As hard as it is to imagine a time when we weren’t awash in plastics, mass production of synthetic polymers didn’t really begin until about 1950. Since then, however, we’ve generated an estimated 8.3 billion metric tons of the stuff — with about half that total coming since 2000 — and we’ve discarded something like 6.3 billion tons of it. (For perspective, a billion metric tons of plastic would form a cube roughly 1 kilometer on a side.)
Unfortunately for the planet, only about 9 percent of that plastic waste has ever been recycled. Another 12 percent has been incinerated, most recently in waste-to-energy facilities. But most of the rest has gone into landfills — or worse, into the environment, where it can end up choking wildlife, washing up on beaches, fouling the open ocean or disintegrating into microplastic granules that wreak havoc on the food chain. And, although some regions are now doing much better than that historical average — Europe is currently recycling about 30 percent, for example — the plastic recycling rates in the United States and Canada are still under 10 percent.
One big reason for these dismal numbers is that plastics are actually quite hard to recycle. Much of what is done to recover plastic from the waste stream is a purely mechanical process. Once the plastic items have been sorted by polymer type and sent to the recycling mill (see Recycling meets reality), they are simply chopped up, washed clean and melted down into pellets. The pellets are then sold to manufacturers that will incorporate the material into new products.
“That’s nice for making plastic buckets, or crates or fleece jackets,” says Craig Cookson, senior director for recycling and recovery at the American Chemistry Council. “But it’s challenging to get that material back into bottles or packaging,” he says, if only because you’re now working with a mix that’s anything but transparent and chemically pure.

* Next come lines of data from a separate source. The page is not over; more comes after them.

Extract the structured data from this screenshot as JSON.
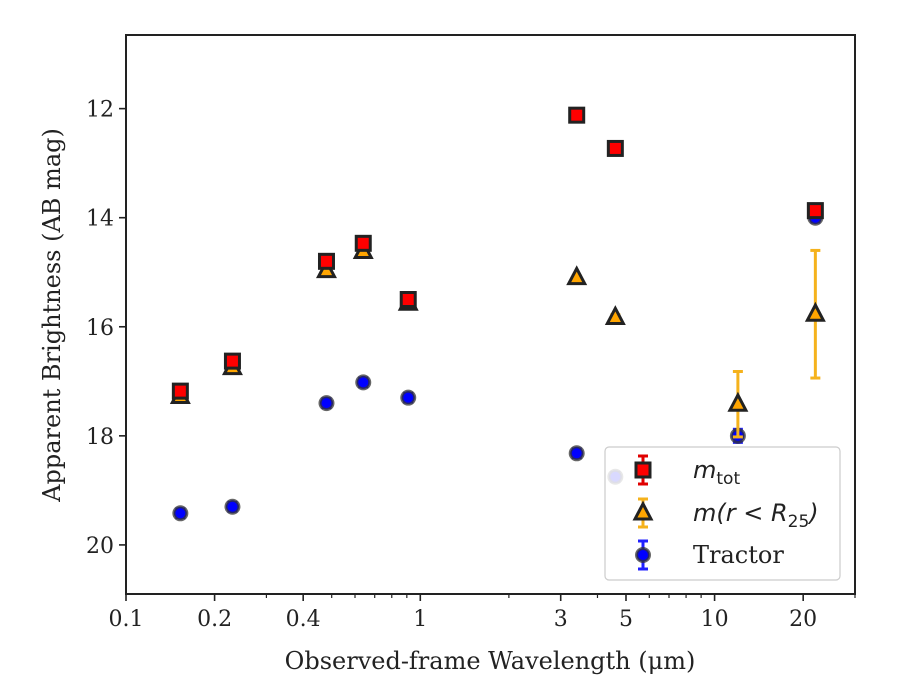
{
  "chart_data": {
    "type": "scatter",
    "title": "",
    "xlabel": "Observed-frame Wavelength (μm)",
    "ylabel": "Apparent Brightness (AB mag)",
    "xscale": "log",
    "xlim": [
      0.1,
      30
    ],
    "ylim": [
      20.9,
      10.65
    ],
    "y_inverted": true,
    "grid": false,
    "legend_position": "lower-right",
    "x_ticks": [
      {
        "value": 0.1,
        "label": "0.1"
      },
      {
        "value": 0.2,
        "label": "0.2"
      },
      {
        "value": 0.4,
        "label": "0.4"
      },
      {
        "value": 1,
        "label": "1"
      },
      {
        "value": 3,
        "label": "3"
      },
      {
        "value": 5,
        "label": "5"
      },
      {
        "value": 10,
        "label": "10"
      },
      {
        "value": 20,
        "label": "20"
      }
    ],
    "y_ticks": [
      {
        "value": 12,
        "label": "12"
      },
      {
        "value": 14,
        "label": "14"
      },
      {
        "value": 16,
        "label": "16"
      },
      {
        "value": 18,
        "label": "18"
      },
      {
        "value": 20,
        "label": "20"
      }
    ],
    "series": [
      {
        "name": "m_tot",
        "legend_main": "m",
        "legend_sub": "tot",
        "marker": "square",
        "face_color": "#ff0000",
        "edge_color": "#222222",
        "errorbar_color": "#e00000",
        "points": [
          {
            "x": 0.153,
            "y": 17.18,
            "err": 0.08
          },
          {
            "x": 0.23,
            "y": 16.63,
            "err": 0.06
          },
          {
            "x": 0.48,
            "y": 14.8,
            "err": 0.05
          },
          {
            "x": 0.64,
            "y": 14.47,
            "err": 0.05
          },
          {
            "x": 0.91,
            "y": 15.5,
            "err": 0.05
          },
          {
            "x": 3.4,
            "y": 12.12,
            "err": 0.03
          },
          {
            "x": 4.6,
            "y": 12.73,
            "err": 0.03
          },
          {
            "x": 22.0,
            "y": 13.87,
            "err": 0.08
          }
        ]
      },
      {
        "name": "m(r < R25)",
        "legend_main": "m(r < R",
        "legend_sub": "25",
        "marker": "triangle",
        "face_color": "#ffa500",
        "edge_color": "#222222",
        "errorbar_color": "#f5b21c",
        "points": [
          {
            "x": 0.153,
            "y": 17.28,
            "err": 0.08
          },
          {
            "x": 0.23,
            "y": 16.75,
            "err": 0.06
          },
          {
            "x": 0.48,
            "y": 14.97,
            "err": 0.05
          },
          {
            "x": 0.64,
            "y": 14.62,
            "err": 0.05
          },
          {
            "x": 0.91,
            "y": 15.57,
            "err": 0.05
          },
          {
            "x": 3.4,
            "y": 15.1,
            "err": 0.03
          },
          {
            "x": 4.6,
            "y": 15.83,
            "err": 0.05
          },
          {
            "x": 12.0,
            "y": 17.42,
            "err": 0.6
          },
          {
            "x": 22.0,
            "y": 15.77,
            "err": 1.17
          }
        ]
      },
      {
        "name": "Tractor",
        "legend_main": "Tractor",
        "legend_sub": "",
        "marker": "circle",
        "face_color": "#0000ff",
        "edge_color": "#333333",
        "errorbar_color": "#2020ff",
        "points": [
          {
            "x": 0.153,
            "y": 19.42,
            "err": 0.08
          },
          {
            "x": 0.23,
            "y": 19.3,
            "err": 0.08
          },
          {
            "x": 0.48,
            "y": 17.4,
            "err": 0.08
          },
          {
            "x": 0.64,
            "y": 17.02,
            "err": 0.08
          },
          {
            "x": 0.91,
            "y": 17.3,
            "err": 0.08
          },
          {
            "x": 3.4,
            "y": 18.32,
            "err": 0.08
          },
          {
            "x": 4.6,
            "y": 18.75,
            "err": 0.08
          },
          {
            "x": 12.0,
            "y": 18.0,
            "err": 0.12
          },
          {
            "x": 22.0,
            "y": 14.0,
            "err": 0.08
          }
        ]
      }
    ]
  }
}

And that’s just for “thermoplastics” — an eclectic group that includes water bottles, packaging, nylon fittings and all the other plastics that melt. About 25 percent of the plastic produced every year belongs to an equally eclectic group of “thermosets” that won’t melt. Think plastic autobody panels, rubber tires, foam pillows, melamine countertops and the epoxy that binds carbon fiber composites. What they share is that they’re made from raw materials that chemically react inside the mold, turning the precursor polymers into a densely cross-linked 3-D web that is quite strong and durable, but virtually impossible to disentangle. Heat them and they’ll just burn — which is why they can’t even be mechanically recycled, except possibly as filler material, and mostly just wind up in an incinerator or landfill.
But for both thermoplastics and thermosets, says Cookson, there is another way: a family of techniques commonly known as chemical recycling (although his preferred term is “advanced recycling.”) The idea is to forget about melting the material, which is a purely physical process that doesn’t change its composition, and instead convert it chemically — that is, take it back to its molecular building blocks through a combination of heat, pressure and catalysis.

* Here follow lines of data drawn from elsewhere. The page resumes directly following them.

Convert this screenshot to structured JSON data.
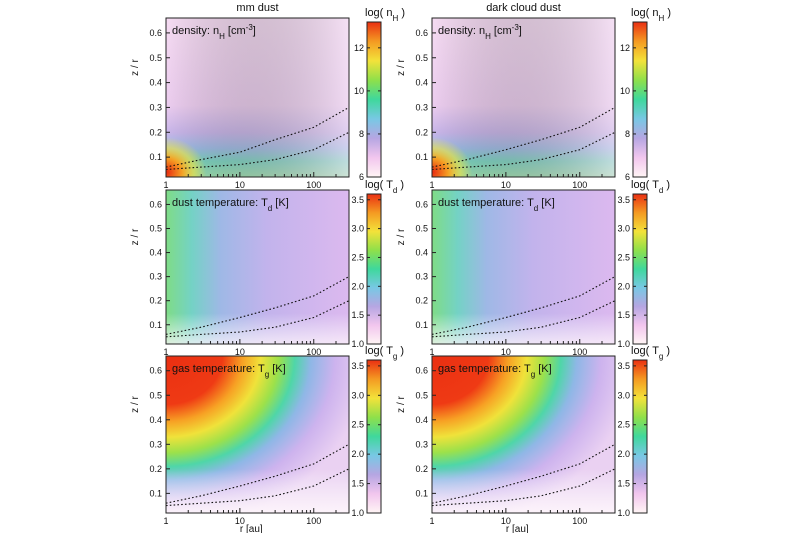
{
  "columns": [
    {
      "key": "mm",
      "title": "mm dust"
    },
    {
      "key": "dc",
      "title": "dark cloud dust"
    }
  ],
  "rows": [
    {
      "key": "density",
      "label_main": "density: n",
      "label_sub": "H",
      "label_tail": " [cm",
      "label_sup": "-3",
      "label_end": "]",
      "cb_label": "log( n",
      "cb_sub": "H",
      "cb_end": " )",
      "cb_ticks": [
        "6",
        "8",
        "10",
        "12"
      ],
      "cb_range": [
        6,
        13.2
      ]
    },
    {
      "key": "dust_temp",
      "label_main": "dust temperature: T",
      "label_sub": "d",
      "label_tail": " [K]",
      "label_sup": "",
      "label_end": "",
      "cb_label": "log( T",
      "cb_sub": "d",
      "cb_end": " )",
      "cb_ticks": [
        "1.0",
        "1.5",
        "2.0",
        "2.5",
        "3.0",
        "3.5"
      ],
      "cb_range": [
        1.0,
        3.6
      ]
    },
    {
      "key": "gas_temp",
      "label_main": "gas temperature: T",
      "label_sub": "g",
      "label_tail": " [K]",
      "label_sup": "",
      "label_end": "",
      "cb_label": "log( T",
      "cb_sub": "g",
      "cb_end": " )",
      "cb_ticks": [
        "1.0",
        "1.5",
        "2.0",
        "2.5",
        "3.0",
        "3.5"
      ],
      "cb_range": [
        1.0,
        3.6
      ]
    }
  ],
  "axes": {
    "xlabel": "r [au]",
    "ylabel": "z / r",
    "x_ticks": [
      "1",
      "10",
      "100"
    ],
    "y_ticks": [
      "0.1",
      "0.2",
      "0.3",
      "0.4",
      "0.5",
      "0.6"
    ]
  },
  "chart_data": {
    "type": "heatmap",
    "x_scale": "log",
    "xlim": [
      1,
      300
    ],
    "ylim": [
      0.02,
      0.66
    ],
    "xlabel": "r [au]",
    "ylabel": "z / r",
    "colormap": [
      "#fff5f5",
      "#f2c6ee",
      "#b6a6e2",
      "#78c8e4",
      "#3fd89c",
      "#8fe04a",
      "#f3e23a",
      "#f49a22",
      "#ea2f12"
    ],
    "panels": [
      {
        "row": "density",
        "column": "mm dust",
        "contours": [
          {
            "r": [
              1,
              3,
              10,
              30,
              100,
              300
            ],
            "z_over_r": [
              0.06,
              0.09,
              0.12,
              0.17,
              0.22,
              0.3
            ]
          },
          {
            "r": [
              1,
              3,
              10,
              30,
              100,
              300
            ],
            "z_over_r": [
              0.05,
              0.06,
              0.07,
              0.09,
              0.13,
              0.2
            ]
          }
        ]
      },
      {
        "row": "density",
        "column": "dark cloud dust",
        "contours": [
          {
            "r": [
              1,
              3,
              10,
              30,
              100,
              300
            ],
            "z_over_r": [
              0.06,
              0.09,
              0.13,
              0.17,
              0.22,
              0.3
            ]
          },
          {
            "r": [
              1,
              3,
              10,
              30,
              100,
              300
            ],
            "z_over_r": [
              0.05,
              0.06,
              0.07,
              0.09,
              0.13,
              0.2
            ]
          }
        ]
      },
      {
        "row": "dust_temp",
        "column": "mm dust",
        "contours": [
          {
            "r": [
              1,
              3,
              10,
              30,
              100,
              300
            ],
            "z_over_r": [
              0.06,
              0.09,
              0.13,
              0.17,
              0.22,
              0.3
            ]
          },
          {
            "r": [
              1,
              3,
              10,
              30,
              100,
              300
            ],
            "z_over_r": [
              0.05,
              0.06,
              0.07,
              0.09,
              0.13,
              0.2
            ]
          }
        ]
      },
      {
        "row": "dust_temp",
        "column": "dark cloud dust",
        "contours": [
          {
            "r": [
              1,
              3,
              10,
              30,
              100,
              300
            ],
            "z_over_r": [
              0.06,
              0.09,
              0.13,
              0.17,
              0.22,
              0.3
            ]
          },
          {
            "r": [
              1,
              3,
              10,
              30,
              100,
              300
            ],
            "z_over_r": [
              0.05,
              0.06,
              0.07,
              0.09,
              0.13,
              0.2
            ]
          }
        ]
      },
      {
        "row": "gas_temp",
        "column": "mm dust",
        "contours": [
          {
            "r": [
              1,
              3,
              10,
              30,
              100,
              300
            ],
            "z_over_r": [
              0.06,
              0.09,
              0.13,
              0.17,
              0.22,
              0.3
            ]
          },
          {
            "r": [
              1,
              3,
              10,
              30,
              100,
              300
            ],
            "z_over_r": [
              0.05,
              0.06,
              0.07,
              0.09,
              0.13,
              0.2
            ]
          }
        ]
      },
      {
        "row": "gas_temp",
        "column": "dark cloud dust",
        "contours": [
          {
            "r": [
              1,
              3,
              10,
              30,
              100,
              300
            ],
            "z_over_r": [
              0.06,
              0.09,
              0.13,
              0.17,
              0.22,
              0.3
            ]
          },
          {
            "r": [
              1,
              3,
              10,
              30,
              100,
              300
            ],
            "z_over_r": [
              0.05,
              0.06,
              0.07,
              0.09,
              0.13,
              0.2
            ]
          }
        ]
      }
    ]
  }
}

Depending on the feedstocks you start with and the final product you want, he says, those building blocks could be monomers that you can then resynthesize into pure polymers, minus all the dyes, additives, foil layers, and whatnot found in the original. Or the building blocks could be a mix of short-chain molecular fragments similar to the hydrocarbon mix that plastics are made from in the first place. From there, says Cookson, you can make not only new plastics, but virtually anything else, including waxes, lubricants, chemicals and even transportation fuels.
Chemical companies and academic scientists have spent decades figuring out how to do all this in the laboratory. True, thermoset plastics are still a challenge: One research frontier is to find ways of chemically recycling them without using lots of heat and energy. (The process would still require some fairly fierce chemical solvents). One promising approach is to change the way plastics are made to begin with, by augmenting the polymer matrix with monomers that will be strong while the product is in use, but that will break apart much more easily at recycling time.
Still, says Cookson, many of the chemical recycling techniques are already quite mature. And since 2018, when it became virtually impossible to sell sorted plastics to recycling mills in China, there has been a concerted effort to deploy these methods on a commercial scale. “Certainly in the last two years we’ve seen a huge uptick in announcements of recycling projects,” he says. According to a 2019 report by Closed Loop Partners, a New York-based investment firm that invests in circular-economy-related startups, that list includes more than 40 plastics recycling plants that are either operating or scheduled to open within the next few years in the United States and Canada alone. At least some of those plants are expected to incorporate chemical recycling technology.
Of course, notes Pete Keller, a vice president at the Arizona-based waste management firm Republic Services, these new technologies still have a lot to prove — starting with whether or not their products can compete with virgin plastics made from cheap natural gas. “But there’s a lot of smart people working on this and trying to figure it out,” he says.